As I received no response on the above link I decided to post the same as a self formulated HW problem. Below I have attached an image of the cone as well as my solution in chronological order.

I request someone to please have a look and guide me if my approach to find the Surface & Volume Bound Charges is fine or not. If it isn't, I would also request guidance on how to find it correctly.

 

[TSny]

For $\sigma_b$ at a point on the lateral side (sloping surface) of the cone, I follow you up to where you get $\sigma_b = -r \sin\theta \cos\theta$. Here, $r$ is the distance from the point of interest to the vertex of the cone.
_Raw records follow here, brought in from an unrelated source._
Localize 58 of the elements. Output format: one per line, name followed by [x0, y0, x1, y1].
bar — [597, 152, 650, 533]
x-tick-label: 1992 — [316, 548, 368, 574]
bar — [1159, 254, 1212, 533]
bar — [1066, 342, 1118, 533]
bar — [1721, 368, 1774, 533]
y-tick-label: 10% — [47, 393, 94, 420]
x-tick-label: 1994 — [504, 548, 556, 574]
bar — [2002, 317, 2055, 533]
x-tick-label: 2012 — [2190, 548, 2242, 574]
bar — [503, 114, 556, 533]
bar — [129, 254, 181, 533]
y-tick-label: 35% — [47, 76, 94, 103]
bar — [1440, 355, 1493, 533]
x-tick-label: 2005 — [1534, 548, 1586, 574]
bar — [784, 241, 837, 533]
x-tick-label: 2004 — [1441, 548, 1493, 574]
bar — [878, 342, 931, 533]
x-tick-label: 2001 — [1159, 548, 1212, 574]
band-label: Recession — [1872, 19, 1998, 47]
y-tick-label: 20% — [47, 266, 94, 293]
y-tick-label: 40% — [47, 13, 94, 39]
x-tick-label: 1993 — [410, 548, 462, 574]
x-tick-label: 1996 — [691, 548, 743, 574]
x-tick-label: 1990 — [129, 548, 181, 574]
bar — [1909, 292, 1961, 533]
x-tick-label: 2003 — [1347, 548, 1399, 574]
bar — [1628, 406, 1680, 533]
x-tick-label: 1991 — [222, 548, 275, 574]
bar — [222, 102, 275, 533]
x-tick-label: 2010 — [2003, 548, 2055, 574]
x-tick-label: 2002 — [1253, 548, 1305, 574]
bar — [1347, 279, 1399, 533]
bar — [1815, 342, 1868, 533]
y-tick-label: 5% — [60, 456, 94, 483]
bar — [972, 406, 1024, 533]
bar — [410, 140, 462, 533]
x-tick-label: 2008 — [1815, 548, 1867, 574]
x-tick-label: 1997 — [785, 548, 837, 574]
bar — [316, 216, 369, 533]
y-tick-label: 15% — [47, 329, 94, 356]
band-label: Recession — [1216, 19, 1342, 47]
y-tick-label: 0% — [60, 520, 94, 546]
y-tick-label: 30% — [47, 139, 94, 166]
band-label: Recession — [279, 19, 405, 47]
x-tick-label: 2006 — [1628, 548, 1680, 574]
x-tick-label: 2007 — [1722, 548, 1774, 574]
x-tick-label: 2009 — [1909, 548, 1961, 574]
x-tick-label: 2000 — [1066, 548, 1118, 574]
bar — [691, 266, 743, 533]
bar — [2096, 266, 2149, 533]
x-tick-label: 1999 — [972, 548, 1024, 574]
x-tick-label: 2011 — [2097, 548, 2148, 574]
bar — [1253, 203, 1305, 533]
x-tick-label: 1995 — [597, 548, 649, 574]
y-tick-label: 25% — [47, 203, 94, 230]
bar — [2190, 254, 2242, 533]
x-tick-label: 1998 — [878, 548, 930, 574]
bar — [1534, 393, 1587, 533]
Note that $\sigma_b$ varies with $r$, so it is not a constant on the lateral side. But then you went on to write this in terms of the total height $h$ of the cone and the radius $R$ of the cone: $\sigma_b= -\frac{P_0 h R}{\sqrt{R^2+h^2}}$. The right-hand side is now a constant, which you know is not the case.

If you want, you can express $\sigma_b$ for the lateral side in terms of $z$ instead of $r$. You found $\sigma_b = P_0z (\hat z \cdot \hat n)$. Express $\hat z \cdot \hat n$ in terms of $\theta$.

For finding the volume charge density, try using Cartesian coordinates for calculating the divergence. I think you'll see that it is much easier than using spherical coordinates.

What about the surface charge density on the top circular surface of the cone?

 

[warhammer]

For $\sigma_b$ at a point on the lateral side (sloping surface) of the cone, I follow you up to where you get $\sigma_b = -r \sin\theta \cos\theta$. Here, $r$ is the distance from the point of interest to the vertex of the cone. Note that $\sigma_b$ varies with $r$, so it is not a constant on the lateral side. But then you went on to write this in terms of the total height $h$ of the cone and the radius $R$ of the cone: $\sigma_b= -\frac{P_0 h R}{\sqrt{R^2+h^2}}$. The right-hand side is now a constant, which you know is not the case.

If you want, you can express $\sigma_b$ for the lateral side in terms of $z$ instead of $r$. You found $\sigma_b = P_0z (\hat z \cdot \hat n)$. Express $\hat z \cdot \hat n$ in terms of $\theta$.

For finding the volume charge density, try using Cartesian coordinates for calculating the divergence. I think you'll see that it is much easier than using spherical coordinates.

What about the surface charge density on the top circular surface of the cone?

Thank you so much sir for your prompt response. For the lateral side keeping in mind I cannot use constants, the value of $\sigma_b=-P_0r\sin\theta\cos\theta$ . I hope this is now the correct representation..

Yes! I mistakenly went through the flow and calculated volume charge density in SPC when it is much simpler and easier to use the Cartesian Coordinates here.

I was having trouble while trying to focus on surface charge density at the circular surface.. I was not able to visualise how and what coordinates will be altered or if it will altogether factor in or not.. Would you please offer some guidance on how to proceed with the same

 

[TSny]

Your expression for $\sigma_b$ for the lateral side looks good.

For the top surface, you can use your formula $\sigma_b = P_0 z( \hat z \cdot \hat n)$ with appropriate values of $z$ and $\hat z \cdot \hat n$.

 

[berkeman]

Thread is closed temporarily for Moderation...

 

[berkeman]

Thread will remain closed by the request of the OP. He has found that his approach to this problem was wrong, and does not want to proceed further along these lines. Thank you very much to @TSny for your help on this.